Intriguingly, Lambert’s diary mentions three times a particularly troublesome character called “Red Bill” who was leading rebel forces to board, capture, and destroy American ships. Even the Itasca was preparing: “More than all hands have “Febris [fever] Aggressive” Red Bill, and all hands have been ordered to be ready to repel boarders &c.” (October 24, 1864)
At the beginning of September, the Itasca was ordered to continue their blockading efforts all along the coast of Texas, patrolling the waters mostly near Galveston and Velasco (now Freeport), but as far north as “Sabin[e] Pass” and Brazos Santiago in the south near the Rio Grande River. “Station” keeping and the pursuit of blockade-runners continued there and, even though there were no more great battles, the rebels still proved to be dangerous.
The diary ends somewhat abruptly and mysteriously. The final two entries were made in pencil. On November 20, 1864 Lambert laconically reports the ship’s “after hole filled with water…” and states that water was above the furnace and the crew ordered to build a raft. The cause of the incident is uncertain and Lambert hints that some of the disastrous events he describes were only a dream.
Lambert’s is an untypical Civil War diary in that it is for a common sailor rather than a soldier. The manuscripts accompanying the diary augment the narrative. Together, their descriptions of naval service, coastal blockade duties in the Gulf of Mexico, and events surrounding the decisive Battle of Mobile Bay form a useful record documenting the tightening grip of the Union forces upon the fading Confederate strongholds.

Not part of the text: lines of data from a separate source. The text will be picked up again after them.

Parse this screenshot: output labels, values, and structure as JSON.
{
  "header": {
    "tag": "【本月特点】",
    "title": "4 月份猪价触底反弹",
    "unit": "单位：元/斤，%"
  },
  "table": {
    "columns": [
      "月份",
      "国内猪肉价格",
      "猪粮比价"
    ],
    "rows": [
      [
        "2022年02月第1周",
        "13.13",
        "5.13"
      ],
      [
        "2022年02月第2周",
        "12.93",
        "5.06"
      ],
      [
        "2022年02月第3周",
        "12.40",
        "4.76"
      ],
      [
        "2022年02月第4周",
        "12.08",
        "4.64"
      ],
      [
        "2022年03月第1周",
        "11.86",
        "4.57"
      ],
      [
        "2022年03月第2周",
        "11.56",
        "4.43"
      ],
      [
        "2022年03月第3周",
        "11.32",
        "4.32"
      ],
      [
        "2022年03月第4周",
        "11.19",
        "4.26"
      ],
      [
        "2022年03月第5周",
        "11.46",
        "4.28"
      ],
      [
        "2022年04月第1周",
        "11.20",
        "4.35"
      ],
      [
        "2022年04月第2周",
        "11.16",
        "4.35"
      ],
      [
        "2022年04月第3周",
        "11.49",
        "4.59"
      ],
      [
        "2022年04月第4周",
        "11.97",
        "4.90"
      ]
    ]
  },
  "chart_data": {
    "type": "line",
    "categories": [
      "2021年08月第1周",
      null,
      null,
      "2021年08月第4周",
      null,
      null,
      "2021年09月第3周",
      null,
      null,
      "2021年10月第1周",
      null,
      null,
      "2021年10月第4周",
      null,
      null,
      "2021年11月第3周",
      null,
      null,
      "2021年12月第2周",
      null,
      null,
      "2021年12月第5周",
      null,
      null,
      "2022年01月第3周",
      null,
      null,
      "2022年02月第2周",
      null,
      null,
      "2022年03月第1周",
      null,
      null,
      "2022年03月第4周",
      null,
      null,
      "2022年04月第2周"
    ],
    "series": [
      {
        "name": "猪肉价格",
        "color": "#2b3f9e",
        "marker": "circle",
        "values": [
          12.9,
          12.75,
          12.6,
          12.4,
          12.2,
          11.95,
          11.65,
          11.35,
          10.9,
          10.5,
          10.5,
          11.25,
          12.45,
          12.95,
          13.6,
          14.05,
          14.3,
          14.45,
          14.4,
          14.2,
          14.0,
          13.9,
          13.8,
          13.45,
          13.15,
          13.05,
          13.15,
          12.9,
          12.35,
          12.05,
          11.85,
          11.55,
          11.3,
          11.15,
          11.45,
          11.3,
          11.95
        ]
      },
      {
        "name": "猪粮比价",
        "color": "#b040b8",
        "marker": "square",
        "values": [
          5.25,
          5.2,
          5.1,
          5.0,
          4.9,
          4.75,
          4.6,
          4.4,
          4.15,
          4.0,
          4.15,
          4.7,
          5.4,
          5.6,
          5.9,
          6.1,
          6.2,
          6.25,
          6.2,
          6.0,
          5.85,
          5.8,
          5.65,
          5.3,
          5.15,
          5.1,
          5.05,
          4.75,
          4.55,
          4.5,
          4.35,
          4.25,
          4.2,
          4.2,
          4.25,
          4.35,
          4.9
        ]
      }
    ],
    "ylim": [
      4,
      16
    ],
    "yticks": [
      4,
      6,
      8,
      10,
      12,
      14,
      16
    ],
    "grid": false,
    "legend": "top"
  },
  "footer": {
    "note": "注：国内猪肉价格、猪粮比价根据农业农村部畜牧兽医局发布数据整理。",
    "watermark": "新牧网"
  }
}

Description: Civil War Diary covering the second enlistment of U. S. Naval Landsman Esbon C. Lambert of New Jersey, 1863–1864, including his service aboard the gunboat U. S. S. Itasca at the Battle of Mobile Bay; accompanying the diary is a letter by Lambert written from Mobile Bay days after the battle and describing the fight and its aftermath. [Mostly on board the steam gunboat U. S. S. Itasca], November 23, 1863–November 21, 1864. Diary. 7¾ x 6½ inches; half red leather with gilt rules on spine and marbled paper-covered boards; paper label titled in manuscript, “Private Diary,” on upper board; 61 leaves containing approx. 120 pages of ink and, some, pencil manuscript; all edges marbled. Accompanying the diary are two manuscript letters (seven total pages of manuscript) with holograph envelopes (one of which is a “patriotic cover”), two additional “patriotic covers,” one Union and one Confederate (only one of which, the former, was postally used; neither with accompanying letters; the Confederate cover is for the “Crescent Rifles. Company H, 7th Reg’t L[ouisiana]a. Volunteers.”), and a brief manuscript “List of Cargo on Sh[ip] [U. S. S.] ‘Kennebec’”.